The problem
Two existing ways to predict 3D geometry. Both blur the world.
A single image maps to many plausible 3D scenes. The two dominant paradigms each pay a price for that ambiguity, and the cost shows up as lost geometric detail.
Same image, three predictions.
Watch the chair spindles: the baselines smear them, PointDiT keeps them.
MoGe-2 averages the geometry; GeometryCrafter loses it in the latent space; PointDiT keeps the spindles crisp, in both the 3D point map and the depth.
Why the baselines blur.
Predicts the mean.
An encoder and a regression head map the image straight to a point cloud. Facing ambiguity, the network averages plausible answers, smoothing thin structures and transparent objects away.
Compresses through a lossy VAE.
Point maps are first squeezed into a latent space by a VAE, and diffusion runs there. The VAE is lossy, so fine detail is gone before generation even begins.
The latent bottleneck, in 3D.
Stage 1 of latent diffusion on its own: encode a ground-truth point cloud and decode it straight back. Nothing is generated yet, and detail is already gone.
The reconstruction already rounds off edges and destroys fine structures, the diffusion model is then asked to recover from a degraded starting point.
So we removed the bottleneck. Diffusion runs straight on raw point maps.
The method
A plain ViT, denoising point maps in data space.
The noisy point map is patchified into tokens, exactly like an image but with XYZ coordinates as the channels instead of RGB. The clean input image is encoded by a frozen DINOv3. We combine the noisy point tokens with the clean image tokens, then a plain Transformer denoises them and recovers the clean point map. No VAE, no two-stage training.
Input image
Results
Explore the reconstructions in 3D.
Pick a sample, then drag any reconstruction to orbit all four together.
Watch the thin structures, transparent objects, and relative global scales: the baselines smooth or distort them, while PointDiT stays closest to the ground truth, in both the point map and the depth.

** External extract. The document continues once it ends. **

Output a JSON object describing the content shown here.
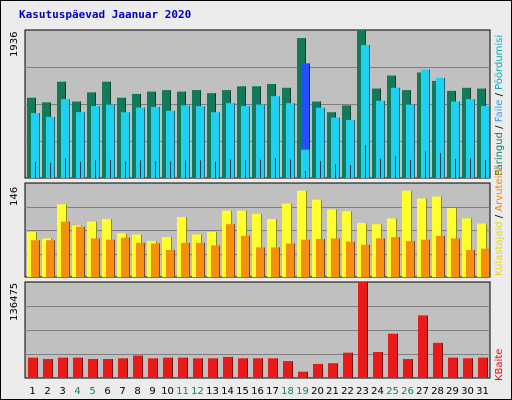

More comparisons are provided in the gallery.
Controlled comparison
Generative flow matching vs. deterministic regression.
Same architecture, same data, same training. Only the formulation changes.

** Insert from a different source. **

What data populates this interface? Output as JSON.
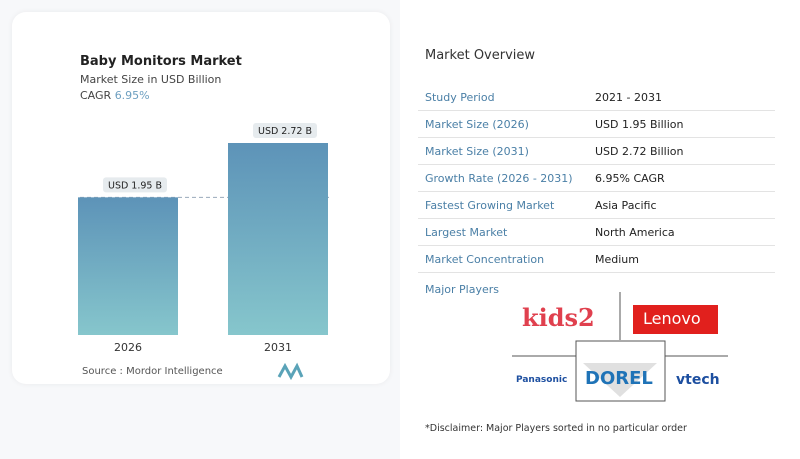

Existing methods differ in training data, architecture, and implementation, so a direct comparison cannot isolate the effect of the generative formulation. We hold all of that fixed and change only the formulation: replacing PointDiT's noise and timestep with deterministic zeros turns it into a one-pass deterministic regressor, which we compare against flow matching under identical conditions.
The deterministic regressor converges faster at first but soon overfits, while the generative model trains stably and reaches lower error.
Structural details
Transparent objects
The generative model recovers sharper boundaries, thin structures, and transparent objects than the deterministic regressor. Overall, the generative formulation improves the boundary metric BF1 from 10.90 to 13.92 under this controlled comparison.
In summary
Takeaways
-
01
Simplicity is enough
A plain ViT denoising raw point-map patches matches or beats complex hybrid regressors and latent-diffusion models. No VAE, no hybrid architectures.
-
02
Stay in data space
Diffusing directly on point-map patches skips the lossy VAE compression that blurs fine geometry, so thin structures and sharp boundaries survive into the output.
-
03
Unified formulation
Casting geometry prediction as generation recovers the sharp detail that regressors average away. The formulation is general: one generative model can unify reconstruction and generation.
Looking ahead Since the backbone is just a ViT operating in data space, the same recipe should extend with minimal change: jointly predicting appearance alongside geometry, and richer conditioning such as camera parameters or multiple views. We see pixel-space diffusion as a promising step toward VAE-free, end-to-end 3D and 4D reconstruction and generation.